So whenever using einsum
you best think about the meaning of the dimensions. Basically we perform a multiplication between the two inputs in this case. The signature passed to einsum
shows what dimensions will be preserved and which ones will be "summed away". I simplified the signature with single letters here:
res = einsum("b q m, n m h -> b q n h", x, y)

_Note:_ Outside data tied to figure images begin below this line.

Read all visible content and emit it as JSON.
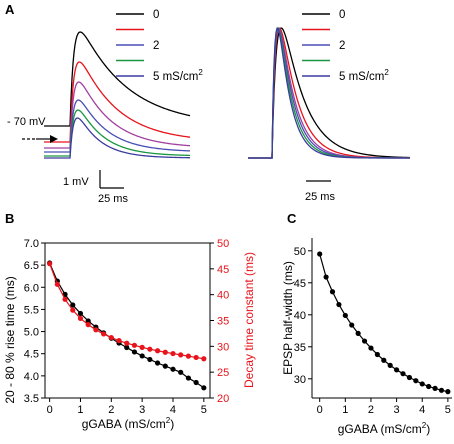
{
  "panels": {
    "a": "A",
    "b": "B",
    "c": "C"
  },
  "panel_a": {
    "legend": [
      {
        "label": "0",
        "color": "#000000"
      },
      {
        "label": "",
        "color": "#e8141b"
      },
      {
        "label": "2",
        "color": "#4a4fb6"
      },
      {
        "label": "",
        "color": "#1a9641"
      },
      {
        "label": "5 mS/cm²",
        "color": "#3c3ca0"
      }
    ],
    "extra_colors": [
      "#a040a0"
    ],
    "resting_label": "- 70 mV",
    "scale_voltage": "1 mV",
    "scale_time": "25 ms",
    "right_scale_time": "25 ms"
  },
  "chart_data": [
    {
      "type": "line",
      "panel": "B",
      "xlabel": "gGABA (mS/cm²)",
      "ylabel": "20 - 80 % rise time (ms)",
      "ylabel_right": "Decay time constant (ms)",
      "xlim": [
        0,
        5
      ],
      "ylim": [
        3.5,
        7.0
      ],
      "ylim_right": [
        20,
        50
      ],
      "xticks": [
        "0",
        "1",
        "2",
        "3",
        "4",
        "5"
      ],
      "yticks": [
        "3.5",
        "4.0",
        "4.5",
        "5.0",
        "5.5",
        "6.0",
        "6.5",
        "7.0"
      ],
      "yticks_right": [
        "20",
        "25",
        "30",
        "35",
        "40",
        "45",
        "50"
      ],
      "x": [
        0,
        0.25,
        0.5,
        0.75,
        1.0,
        1.25,
        1.5,
        1.75,
        2.0,
        2.25,
        2.5,
        2.75,
        3.0,
        3.25,
        3.5,
        3.75,
        4.0,
        4.25,
        4.5,
        4.75,
        5.0
      ],
      "series": [
        {
          "axis": "left",
          "color": "#000000",
          "values": [
            6.55,
            6.14,
            5.84,
            5.6,
            5.41,
            5.24,
            5.1,
            4.97,
            4.85,
            4.74,
            4.64,
            4.54,
            4.45,
            4.37,
            4.29,
            4.22,
            4.15,
            4.08,
            3.95,
            3.85,
            3.73
          ]
        },
        {
          "axis": "right",
          "color": "#e8141b",
          "values": [
            46.0,
            42.0,
            39.1,
            37.0,
            35.4,
            34.2,
            33.2,
            32.4,
            31.7,
            31.1,
            30.6,
            30.2,
            29.8,
            29.45,
            29.15,
            28.85,
            28.6,
            28.35,
            28.1,
            27.85,
            27.6
          ]
        }
      ]
    },
    {
      "type": "line",
      "panel": "C",
      "xlabel": "gGABA (mS/cm²)",
      "ylabel": "EPSP half-width (ms)",
      "xlim": [
        0,
        5
      ],
      "ylim": [
        27,
        52
      ],
      "xticks": [
        "0",
        "1",
        "2",
        "3",
        "4",
        "5"
      ],
      "yticks": [
        "30",
        "35",
        "40",
        "45",
        "50"
      ],
      "x": [
        0,
        0.25,
        0.5,
        0.75,
        1.0,
        1.25,
        1.5,
        1.75,
        2.0,
        2.25,
        2.5,
        2.75,
        3.0,
        3.25,
        3.5,
        3.75,
        4.0,
        4.25,
        4.5,
        4.75,
        5.0
      ],
      "series": [
        {
          "color": "#000000",
          "values": [
            49.5,
            45.9,
            43.6,
            41.6,
            39.9,
            38.4,
            37.1,
            35.9,
            34.8,
            33.8,
            32.9,
            32.1,
            31.4,
            30.8,
            30.2,
            29.7,
            29.2,
            28.8,
            28.5,
            28.2,
            28.0
          ]
        }
      ]
    }
  ]
}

We can read from this that both x
and y
have three dimensions. Furthermore both have a dimension called m
, and this doesn't appear in the output. So we can conclude that it gets "summed away". So for each entry of the output we have following formula. For simplicity I reused the dimension names as indices, so for every b,q,n,h
we get
___
\
res[b,q,n,h] = / x[b,q,m] * y[n,m,h]
/__
m
To do this with any other function than einsum
is usually more cumbersome. So first we need to reorder and unsqueeze
the dimensions in a way that they are compatible to be multiplied, so we can do the following (the shapes annotated above):
#(b,q,m,n,h) (b, q, m, 1, 1) (m, n, h)
product = x[:, :, :, None, None] * y.permute([1,0,2])
Due to the broadcasting rules, the second (y
-) term will implicitly get the required leading dummy dimensions.
Then we can "sum away" the dimension m
:
res = product.sum(dim=2) # (b,q,n,h)
So you can interpret that as a matrix multiplication if you want, or also just a scalar product, but of course with many "batch"-dimensions.